Taking of Private Property ↑
This rule will not effect a taking of private property or otherwise have taking implications under Executive Order 12630, Governmental Actions and Interference with Constitutionally Protected Property Rights.
Civil Justice Reform ↑
This rule meets applicable standards in sections 3(a) and 3(b)(2) of Executive Order 12988, Civil Justice Reform, to minimize litigation, eliminate ambiguity, and reduce burden.
The Coast Guard has considered the environmental impact of this rule and concluded that under figure 2-1, paragraph 34(g), of Commandant Instruction M14475.1D that this rule is categorically excluded from further environmental documentation. A “Categorical Exclusion Determination” is available in the docket for inspection or copying where indicated under ADDRESSES.
Protection of Children ↑
We have analyzed this rule under Executive Order 13045, Protection of Children from Environmental Health Risks and Safety Risks. This rule is not an economically significant rule and does not create an environmental risk to health or risk to safety that may disproportionately affect children.
Indian Tribal Governments ↑
This rule does not have tribal implications under Executive Order 13175, Consultation and Coordination with Indian Tribal Governments, because it does not have a substantial direct effect on one or more Indian tribes, on the relationships between the Federal Government and Indian tribes, or on the distribution of power and responsibilities between the Federal Government and Indian tribes.
Energy Effects ↑
We have analyzed this rule under Executive Order 13211, Actions Concerning Regulations That Significantly Affect Energy Supply, Distribution, or Use. We have determined that it is not a “significant energy action” under Executive Order 12866 and is not likely to have a significant adverse effect on the supply, distribution, or use of energy. It has not been designated by the Administrator of the Office of Information and Regulatory Affairs as a significant energy action. Therefore, it does not require a Statement of Energy Effects under Executive Order 13211.

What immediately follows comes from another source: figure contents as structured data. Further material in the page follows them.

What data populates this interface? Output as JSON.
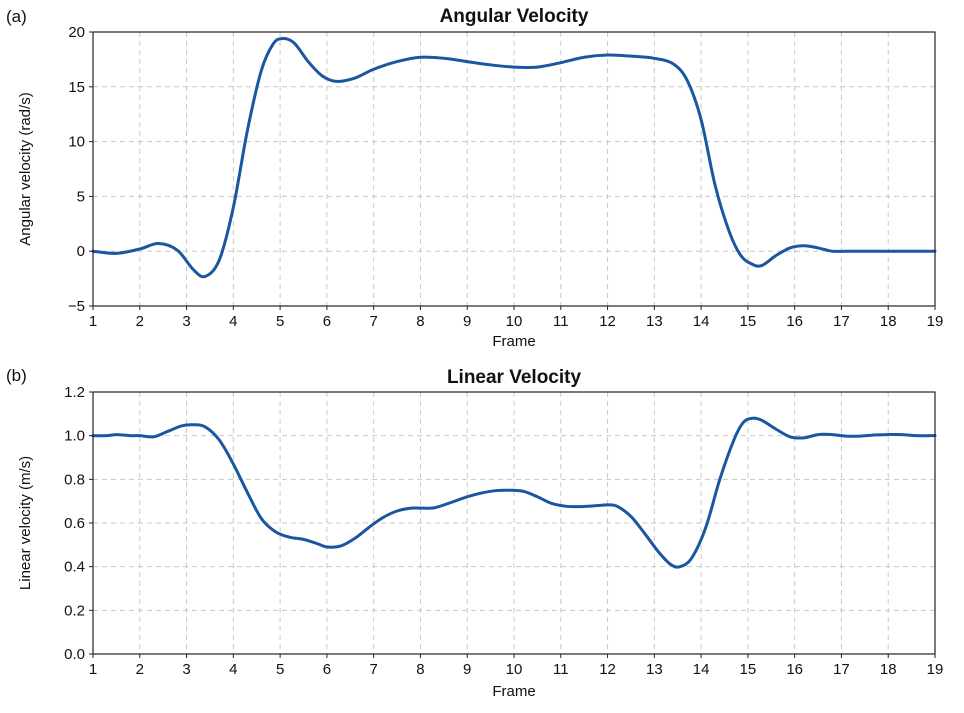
{
  "chart_data": [
    {
      "type": "line",
      "panel_label": "(a)",
      "title": "Angular Velocity",
      "xlabel": "Frame",
      "ylabel": "Angular velocity (rad/s)",
      "xlim": [
        1,
        19
      ],
      "ylim": [
        -5,
        20
      ],
      "xticks": [
        "1",
        "2",
        "3",
        "4",
        "5",
        "6",
        "7",
        "8",
        "9",
        "10",
        "11",
        "12",
        "13",
        "14",
        "15",
        "16",
        "17",
        "18",
        "19"
      ],
      "yticks": [
        "−5",
        "0",
        "5",
        "10",
        "15",
        "20"
      ],
      "yticks_values": [
        -5,
        0,
        5,
        10,
        15,
        20
      ],
      "grid": true,
      "color": "#1b56a0",
      "series": [
        {
          "x": [
            1,
            1.5,
            2,
            2.4,
            2.8,
            3.15,
            3.4,
            3.7,
            4.0,
            4.3,
            4.6,
            4.85,
            5.05,
            5.3,
            5.6,
            5.9,
            6.2,
            6.6,
            7.0,
            7.5,
            8.0,
            8.5,
            9.0,
            9.5,
            10.0,
            10.5,
            11.0,
            11.5,
            12.0,
            12.5,
            13.0,
            13.4,
            13.7,
            14.0,
            14.3,
            14.6,
            14.85,
            15.1,
            15.3,
            15.6,
            15.9,
            16.2,
            16.5,
            16.8,
            17.1,
            17.5,
            18.0,
            18.5,
            19
          ],
          "y": [
            0,
            -0.2,
            0.2,
            0.7,
            0.1,
            -1.7,
            -2.3,
            -0.8,
            4.0,
            11.0,
            16.5,
            18.9,
            19.4,
            19.0,
            17.3,
            16.0,
            15.5,
            15.8,
            16.6,
            17.3,
            17.7,
            17.6,
            17.3,
            17.0,
            16.8,
            16.8,
            17.2,
            17.7,
            17.9,
            17.8,
            17.6,
            17.1,
            15.6,
            12.0,
            6.0,
            1.8,
            -0.4,
            -1.2,
            -1.3,
            -0.4,
            0.3,
            0.5,
            0.3,
            0.0,
            0.0,
            0.0,
            0.0,
            0.0,
            0.0
          ]
        }
      ]
    },
    {
      "type": "line",
      "panel_label": "(b)",
      "title": "Linear Velocity",
      "xlabel": "Frame",
      "ylabel": "Linear velocity (m/s)",
      "xlim": [
        1,
        19
      ],
      "ylim": [
        0,
        1.2
      ],
      "xticks": [
        "1",
        "2",
        "3",
        "4",
        "5",
        "6",
        "7",
        "8",
        "9",
        "10",
        "11",
        "12",
        "13",
        "14",
        "15",
        "16",
        "17",
        "18",
        "19"
      ],
      "yticks": [
        "0.0",
        "0.2",
        "0.4",
        "0.6",
        "0.8",
        "1.0",
        "1.2"
      ],
      "yticks_values": [
        0,
        0.2,
        0.4,
        0.6,
        0.8,
        1.0,
        1.2
      ],
      "grid": true,
      "color": "#1b56a0",
      "series": [
        {
          "x": [
            1,
            1.3,
            1.5,
            1.8,
            2.0,
            2.3,
            2.6,
            2.9,
            3.15,
            3.4,
            3.7,
            4.0,
            4.3,
            4.6,
            4.9,
            5.2,
            5.5,
            5.8,
            6.0,
            6.3,
            6.6,
            6.9,
            7.2,
            7.5,
            7.8,
            8.0,
            8.3,
            8.6,
            9.0,
            9.3,
            9.6,
            9.9,
            10.2,
            10.5,
            10.8,
            11.1,
            11.4,
            11.8,
            12.0,
            12.2,
            12.5,
            12.8,
            13.1,
            13.35,
            13.55,
            13.8,
            14.1,
            14.4,
            14.7,
            14.9,
            15.1,
            15.3,
            15.6,
            15.9,
            16.2,
            16.5,
            16.8,
            17.1,
            17.4,
            17.7,
            18.0,
            18.3,
            18.6,
            18.9,
            19
          ],
          "y": [
            1.0,
            1.0,
            1.005,
            1.0,
            1.0,
            0.995,
            1.02,
            1.045,
            1.05,
            1.04,
            0.98,
            0.87,
            0.74,
            0.62,
            0.56,
            0.535,
            0.525,
            0.505,
            0.49,
            0.495,
            0.53,
            0.58,
            0.625,
            0.655,
            0.668,
            0.668,
            0.67,
            0.69,
            0.72,
            0.737,
            0.748,
            0.75,
            0.745,
            0.72,
            0.69,
            0.677,
            0.675,
            0.68,
            0.683,
            0.677,
            0.63,
            0.55,
            0.465,
            0.41,
            0.4,
            0.44,
            0.58,
            0.8,
            0.98,
            1.06,
            1.08,
            1.07,
            1.03,
            0.995,
            0.99,
            1.005,
            1.005,
            0.998,
            0.998,
            1.003,
            1.005,
            1.005,
            1.0,
            1.0,
            1.0
          ]
        }
      ]
    }
  ]
}
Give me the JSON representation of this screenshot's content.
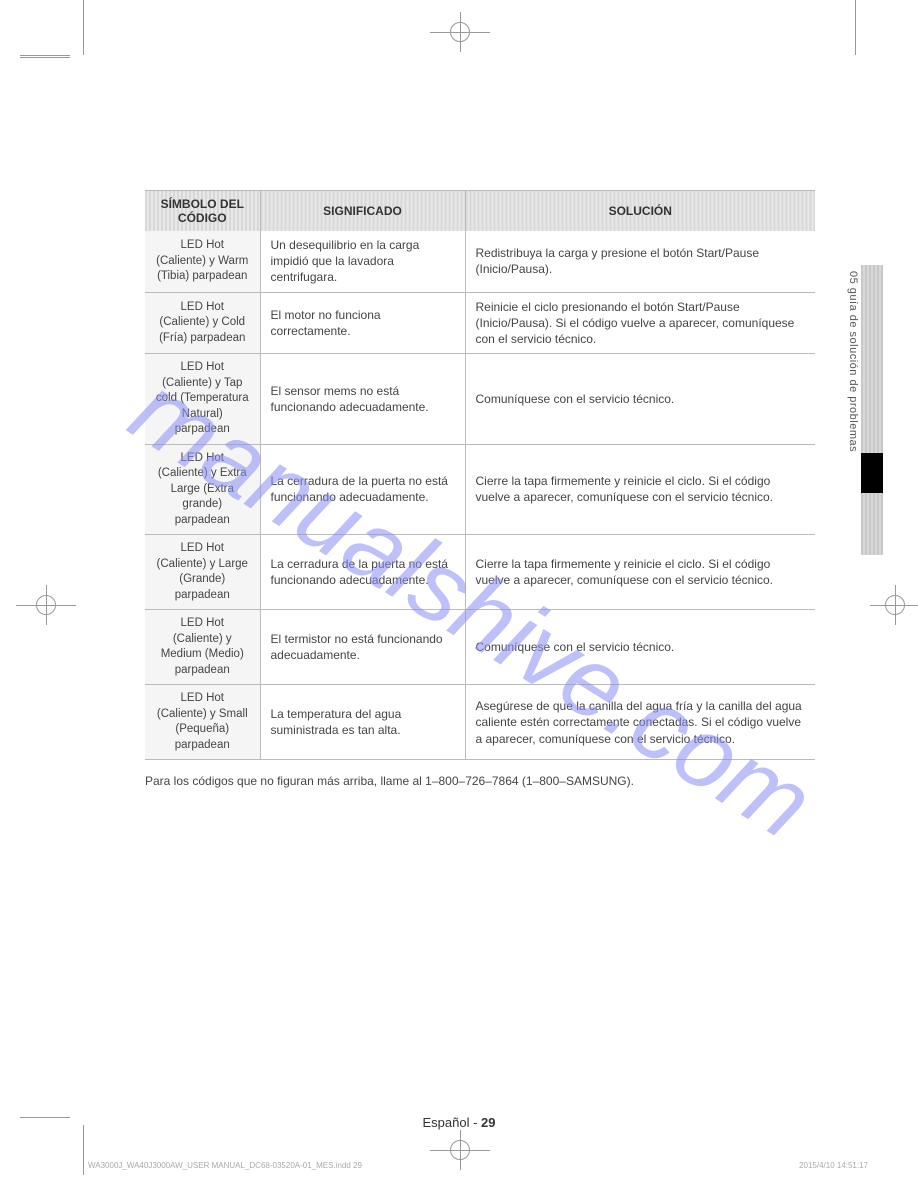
{
  "table": {
    "headers": {
      "symbol": "SÍMBOLO DEL CÓDIGO",
      "meaning": "SIGNIFICADO",
      "solution": "SOLUCIÓN"
    },
    "rows": [
      {
        "symbol": "LED Hot (Caliente) y Warm (Tibia) parpadean",
        "meaning": "Un desequilibrio en la carga impidió que la lavadora centrifugara.",
        "solution": "Redistribuya la carga y presione el botón Start/Pause (Inicio/Pausa)."
      },
      {
        "symbol": "LED Hot (Caliente) y Cold (Fría) parpadean",
        "meaning": "El motor no funciona correctamente.",
        "solution": "Reinicie el ciclo presionando el botón Start/Pause (Inicio/Pausa). Si el código vuelve a aparecer, comuníquese con el servicio técnico."
      },
      {
        "symbol": "LED Hot (Caliente) y Tap cold (Temperatura Natural) parpadean",
        "meaning": "El sensor mems no está funcionando adecuadamente.",
        "solution": "Comuníquese con el servicio técnico."
      },
      {
        "symbol": "LED Hot (Caliente) y Extra Large (Extra grande) parpadean",
        "meaning": "La cerradura de la puerta no está funcionando adecuadamente.",
        "solution": "Cierre la tapa firmemente y reinicie el ciclo. Si el código vuelve a aparecer, comuníquese con el servicio técnico."
      },
      {
        "symbol": "LED Hot (Caliente) y Large (Grande) parpadean",
        "meaning": "La cerradura de la puerta no está funcionando adecuadamente.",
        "solution": "Cierre la tapa firmemente y reinicie el ciclo. Si el código vuelve a aparecer, comuníquese con el servicio técnico."
      },
      {
        "symbol": "LED Hot (Caliente) y Medium (Medio) parpadean",
        "meaning": "El termistor no está funcionando adecuadamente.",
        "solution": "Comuníquese con el servicio técnico."
      },
      {
        "symbol": "LED Hot (Caliente) y Small (Pequeña) parpadean",
        "meaning": "La temperatura del agua suministrada es tan alta.",
        "solution": "Asegúrese de que la canilla del agua fría y la canilla del agua caliente estén correctamente conectadas. Si el código vuelve a aparecer, comuníquese con el servicio técnico."
      }
    ]
  },
  "footnote": "Para los códigos que no figuran más arriba, llame al 1–800–726–7864 (1–800–SAMSUNG).",
  "sidetab": "05 guía de solución de problemas",
  "footer": {
    "lang": "Español - ",
    "page": "29"
  },
  "imprint_left": "WA3000J_WA40J3000AW_USER MANUAL_DC68-03520A-01_MES.indd   29",
  "imprint_right": "2015/4/10   14:51:17",
  "watermark": {
    "text_color": "#8a8ef5",
    "opacity": 0.55
  }
}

List of subjects in 33 cfr part 165 ↑
Harbors, Marine safety, Navigation (water), Reports and recordkeeping requirements, Security measures, Waterways.For the reasons discussed in the preamble, the Coast Guard amends 33 CFR part 165, as follows:
Part 165—regulated navigation areas and limited access areas ↑1. The authority citation for part 165 continues to read as follows:
Authority: ↑2. A new temporary section 165.T07-113 is added to read as follows: § 165.T07-113
(a)Regulated area. All waters three miles seaward of the HOVENSA facility waterfront outlined by the following coordinates: 64°45′09″ W, 17°41′32″ N, 64°43′36″ W, 17°38′30″ N, 64°43′36″ W, 17°38′30″ N and 64°43′06″ W, 17°38′42″ N.

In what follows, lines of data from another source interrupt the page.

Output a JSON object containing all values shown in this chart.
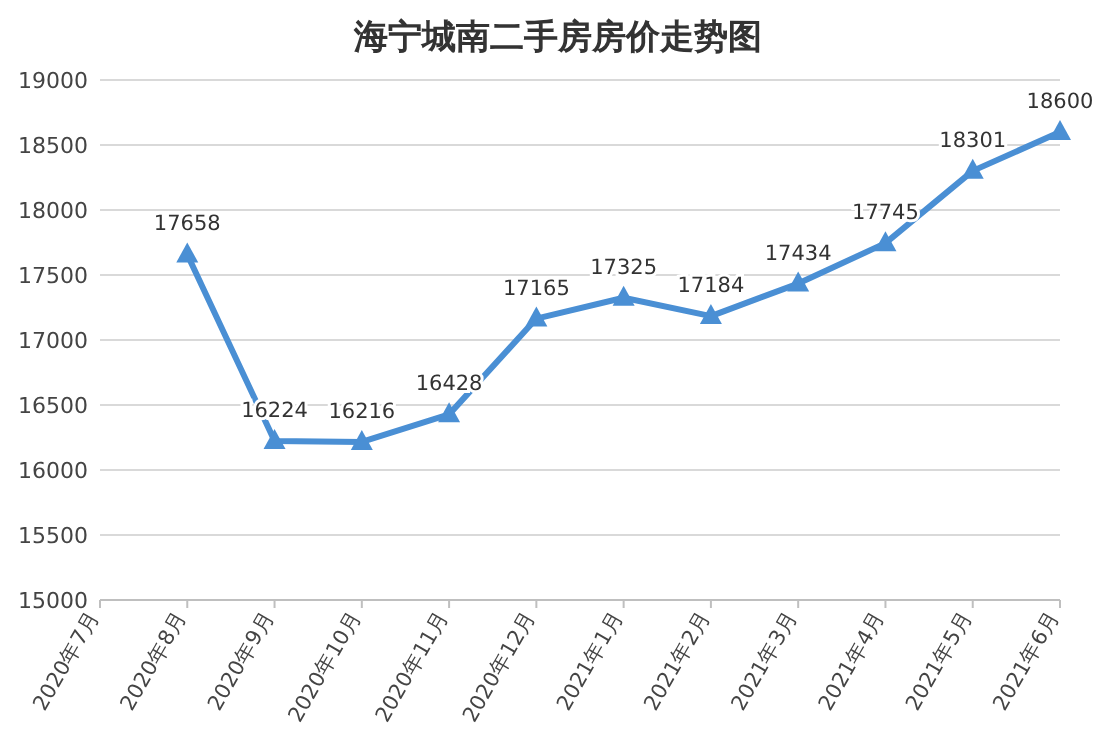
{
  "chart_data": {
    "type": "line",
    "title": "海宁城南二手房房价走势图",
    "categories": [
      "2020年7月",
      "2020年8月",
      "2020年9月",
      "2020年10月",
      "2020年11月",
      "2020年12月",
      "2021年1月",
      "2021年2月",
      "2021年3月",
      "2021年4月",
      "2021年5月",
      "2021年6月"
    ],
    "series": [
      {
        "color": "#4a8fd4",
        "values": [
          null,
          17658,
          16224,
          16216,
          16428,
          17165,
          17325,
          17184,
          17434,
          17745,
          18301,
          18600
        ]
      }
    ],
    "ylim": [
      15000,
      19000
    ],
    "yticks": [
      15000,
      15500,
      16000,
      16500,
      17000,
      17500,
      18000,
      18500,
      19000
    ],
    "grid": "y",
    "marker": "triangle",
    "line_style": "solid",
    "data_labels": true
  }
}
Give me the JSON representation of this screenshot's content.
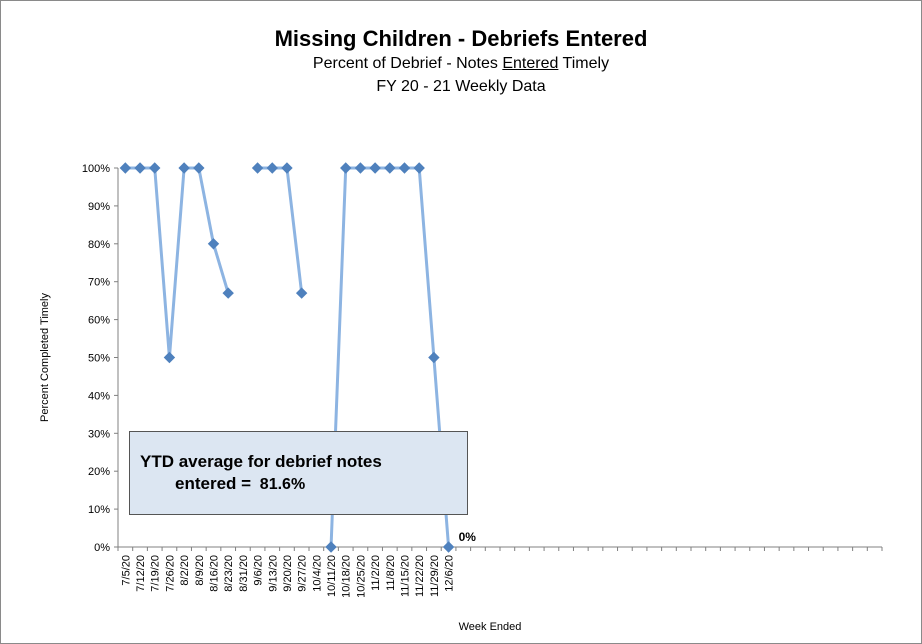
{
  "chart_data": {
    "type": "line",
    "title": "Missing Children - Debriefs Entered",
    "subtitle_parts": [
      "Percent of Debrief - Notes ",
      "Entered",
      " Timely"
    ],
    "subtitle2": "FY 20 - 21  Weekly Data",
    "xlabel": "Week Ended",
    "ylabel": "Percent Completed Timely",
    "ylim": [
      0,
      100
    ],
    "yticks": [
      "0%",
      "10%",
      "20%",
      "30%",
      "40%",
      "50%",
      "60%",
      "70%",
      "80%",
      "90%",
      "100%"
    ],
    "categories": [
      "7/5/20",
      "7/12/20",
      "7/19/20",
      "7/26/20",
      "8/2/20",
      "8/9/20",
      "8/16/20",
      "8/23/20",
      "8/31/20",
      "9/6/20",
      "9/13/20",
      "9/20/20",
      "9/27/20",
      "10/4/20",
      "10/11/20",
      "10/18/20",
      "10/25/20",
      "11/2/20",
      "11/8/20",
      "11/15/20",
      "11/22/20",
      "11/29/20",
      "12/6/20"
    ],
    "total_slots": 52,
    "series": [
      {
        "values": [
          100,
          100,
          100,
          50,
          100,
          100,
          80,
          67,
          null,
          100,
          100,
          100,
          67,
          null,
          0,
          100,
          100,
          100,
          100,
          100,
          100,
          50,
          0
        ]
      }
    ],
    "grid": false,
    "legend": "none",
    "colors": {
      "line": "#8db4e2",
      "marker": "#4f81bd"
    },
    "annotations": [
      {
        "text": "0%",
        "category": "12/6/20",
        "value": 0
      }
    ],
    "callout": {
      "line1": "YTD average for debrief notes",
      "line2": "entered =",
      "value": "81.6%"
    }
  }
}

(b)Regulations.(1) In accordance with the general regulations in § 165.33 of this part, with the exception of vessels with scheduled arrivals to the HOVENSA Facility, no vessel may enter the regulated area unless specifically authorized by the Captain of the Port San Juan or a Coast Guard commissioned, warrant, or petty officer designated by him, or the HOVENSA Facility Port Captain. The Captain of the Port will notify the public of any changes in the status of this zone by Marine Safety Radio Broadcast on VHF Marine Band Radio, Channel 16 (156.9 Mhz).
(2) The Captain of the Port San Juan can be reached on VHF Marine Band Radio, Channel 16 (156.8 Mhz) or by calling (787) 289-2040, 24 hours a day, 7 days a week. The HOVENSA Facility Port Captain can be reached on VHF Marine Band Radio channel 11 (156.6 Mhz) or by calling (340) 692-3488, 24 hours a day, 7 days a week.
(c)Effective period. This section is effective from 6 p.m. on July 1, 2003 until 11:59 p.m. on December 15, 2003.Dated: June 30, 2003. William J. Uberti, Captain, U.S. Coast Guard, Captain of the Port San Juan.